Puis-je faire des promotions sur mon livre en France ?

Pas de la manière dont on en fait dans le monde anglophone. Les détaillants ne peuvent accorder qu'une remise légale limitée sur le prix que tu as fixé, ce qui rend impossible la stratégie des baisses de prix permanentes ou des ventes flash à quelques centimes.
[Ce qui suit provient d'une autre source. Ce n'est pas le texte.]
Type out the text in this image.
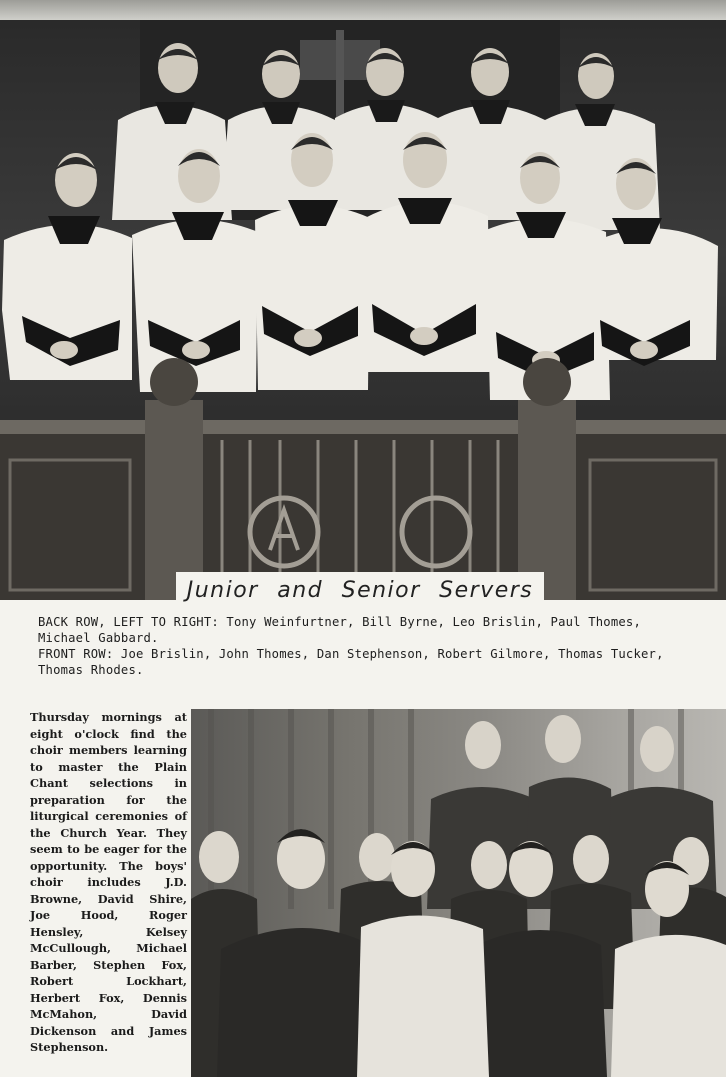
Junior and Senior Servers

BACK ROW, LEFT TO RIGHT: Tony Weinfurtner, Bill Byrne, Leo Brislin, Paul Thomes, Michael Gabbard.

FRONT ROW: Joe Brislin, John Thomes, Dan Stephenson, Robert Gilmore, Thomas Tucker, Thomas Rhodes.

Thursday mornings at eight o'clock find the choir members learning to master the Plain Chant selections in preparation for the liturgical ceremonies of the Church Year. They seem to be eager for the opportunity. The boys' choir includes J.D. Browne, David Shire, Joe Hood, Roger Hensley, Kelsey McCullough, Michael Barber, Stephen Fox, Robert Lockhart, Herbert Fox, Dennis McMahon, David Dickenson and James Stephenson.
En revanche, tu restes libre de changer le prix de ton livre en tant qu'éditeur, de manière assumée et cohérente sur tous les canaux.

Mon e-book est-il aussi concerné ?

Le principe du prix fixé par l'éditeur a été étendu au livre numérique par une loi de 2011. En pratique, cela veut dire que ton e-book relève de la même logique que ton broché : un prix décidé par toi, le même partout, et non un curseur que tu bouges chaque semaine selon les résultats.

Et si je vends en Belgique ou en Suisse ?

La Belgique dispose de ses propres règles de prix du livre, dont le détail relève des textes applicables sur place ; la Suisse, elle, n'a pas de régime de prix unique du livre. Si tu vends dans plusieurs pays francophones, vérifie directement les règles de chaque marché plutôt que de supposer que le régime français s'applique partout.